The protocol also supports server-initiated requests. When the agent needs approval before executing a command, the server sends a request to the client and pauses the turn until it receives an “allow” or “deny” response. Communication uses JSON-RPC streamed as JSONL over stdio, and OpenAI has designed it to be backward compatible so older clients can safely talk to newer server versions.
Notably, OpenAI tried and rejected the Model Context Protocol (MCP) before arriving at this design. Chen explains that when building the VS Code extension, the team initially experimented with exposing Codex as an MCP server, but “maintaining MCP semantics in a way that made sense for VS Code proved difficult.” The richer session semantics required for IDE interactions, such as streaming diffs, approval flows, and thread persistence, did not map cleanly onto MCP’s tool-oriented model. OpenAI still supports running Codex as an MCP server for simpler workflows, but recommends the App Server for full-fidelity integrations.

Protocol message flow for tool execution with optional approval. The server pauses the turn and sends a request to the client, which must respond with ‘allow’ or ‘deny’ before the agent can proceed (Source)
The article describes three deployment patterns used by clients to embed the App Server. Local clients like the VS Code extension and desktop app bundle a platform-specific binary, launch it as a child process, and keep a bidirectional stdio channel open. Partners like Xcode decouple release cycles by keeping the client stable while pointing to a newer App Server binary, allowing them to adopt server-side improvements without waiting for a client release.
The Codex Web runtime takes a different approach: a worker provisions a container, launches the App Server inside it, and the browser communicates via HTTP and Server-Sent Events — keeping the browser-side UI lightweight. At the same time, the server remains the source of truth for long-running tasks.
The App Server’s evolution parallels broader industry efforts to standardize agent-editor communication.
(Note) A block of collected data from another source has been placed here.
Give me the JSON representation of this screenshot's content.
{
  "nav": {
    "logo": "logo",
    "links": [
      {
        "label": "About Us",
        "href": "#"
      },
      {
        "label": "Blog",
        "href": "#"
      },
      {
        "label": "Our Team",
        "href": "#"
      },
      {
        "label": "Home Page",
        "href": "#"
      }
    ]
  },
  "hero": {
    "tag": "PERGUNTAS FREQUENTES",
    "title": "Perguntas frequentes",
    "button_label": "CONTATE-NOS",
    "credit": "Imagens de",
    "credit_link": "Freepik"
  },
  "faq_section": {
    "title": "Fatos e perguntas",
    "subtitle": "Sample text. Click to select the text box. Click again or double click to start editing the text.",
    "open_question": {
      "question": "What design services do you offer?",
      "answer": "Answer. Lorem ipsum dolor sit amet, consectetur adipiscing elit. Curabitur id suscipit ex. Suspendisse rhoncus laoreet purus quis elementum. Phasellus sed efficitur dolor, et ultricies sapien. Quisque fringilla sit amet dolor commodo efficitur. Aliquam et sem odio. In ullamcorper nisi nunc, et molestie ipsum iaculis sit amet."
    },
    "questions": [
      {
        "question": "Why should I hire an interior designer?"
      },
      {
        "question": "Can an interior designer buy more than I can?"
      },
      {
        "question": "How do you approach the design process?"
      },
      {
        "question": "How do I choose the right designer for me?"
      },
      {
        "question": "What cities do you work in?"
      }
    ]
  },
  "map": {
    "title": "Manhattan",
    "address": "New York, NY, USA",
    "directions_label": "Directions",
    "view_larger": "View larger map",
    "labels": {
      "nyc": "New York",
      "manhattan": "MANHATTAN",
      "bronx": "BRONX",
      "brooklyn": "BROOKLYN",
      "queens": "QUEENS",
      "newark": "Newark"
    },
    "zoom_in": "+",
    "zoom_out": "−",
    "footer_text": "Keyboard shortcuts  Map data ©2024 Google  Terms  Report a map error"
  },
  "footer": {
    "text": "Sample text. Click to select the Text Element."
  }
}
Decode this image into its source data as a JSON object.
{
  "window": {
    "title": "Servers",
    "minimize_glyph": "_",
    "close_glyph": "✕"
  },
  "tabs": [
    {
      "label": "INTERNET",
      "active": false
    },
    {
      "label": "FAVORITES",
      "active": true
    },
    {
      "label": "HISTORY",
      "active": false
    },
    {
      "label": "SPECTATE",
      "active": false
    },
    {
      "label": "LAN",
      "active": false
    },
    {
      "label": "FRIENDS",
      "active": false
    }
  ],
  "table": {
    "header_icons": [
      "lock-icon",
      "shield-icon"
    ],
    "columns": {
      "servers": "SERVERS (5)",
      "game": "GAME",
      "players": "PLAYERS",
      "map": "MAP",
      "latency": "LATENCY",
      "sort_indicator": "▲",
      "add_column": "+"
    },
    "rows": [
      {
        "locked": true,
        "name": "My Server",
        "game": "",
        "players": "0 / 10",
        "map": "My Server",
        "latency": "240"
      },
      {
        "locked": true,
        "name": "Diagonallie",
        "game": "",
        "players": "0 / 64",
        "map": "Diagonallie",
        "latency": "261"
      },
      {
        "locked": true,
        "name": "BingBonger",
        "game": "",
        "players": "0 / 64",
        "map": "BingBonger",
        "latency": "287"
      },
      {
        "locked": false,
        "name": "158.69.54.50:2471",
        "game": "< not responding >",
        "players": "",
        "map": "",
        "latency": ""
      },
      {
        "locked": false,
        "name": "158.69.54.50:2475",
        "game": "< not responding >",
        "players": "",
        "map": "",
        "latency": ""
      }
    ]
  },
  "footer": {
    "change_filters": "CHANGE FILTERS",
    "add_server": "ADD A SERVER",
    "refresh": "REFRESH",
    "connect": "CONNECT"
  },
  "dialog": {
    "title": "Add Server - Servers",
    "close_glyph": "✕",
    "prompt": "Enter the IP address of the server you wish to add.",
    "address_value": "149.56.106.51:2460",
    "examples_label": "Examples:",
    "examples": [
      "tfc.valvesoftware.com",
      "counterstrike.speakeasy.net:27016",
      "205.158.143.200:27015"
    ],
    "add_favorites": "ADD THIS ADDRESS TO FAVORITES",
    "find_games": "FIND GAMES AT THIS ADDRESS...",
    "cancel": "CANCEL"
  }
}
The Agent Client Protocol (ACP), initiated by Zed Industries and now supported by JetBrains, takes a complementary approach: where OpenAI’s App Server is a protocol specific to the Codex harness, ACP aims to be a universal standard for connecting any coding agent to any editor, drawing a direct analogy to how the Language Server Protocol standardized language tooling a decade ago. Codex CLI itself is listed among ACP-compatible agents. The coexistence of these approaches reflects an industry still determining the right abstraction boundaries for agent integration — a space OpenAI acknowledges is “evolving quickly.”
All source code for the Codex App Server is available in the open-source Codex CLI repository, and the protocol documentation includes schema generation tools for TypeScript and JSON Schema to facilitate client bindings in any language.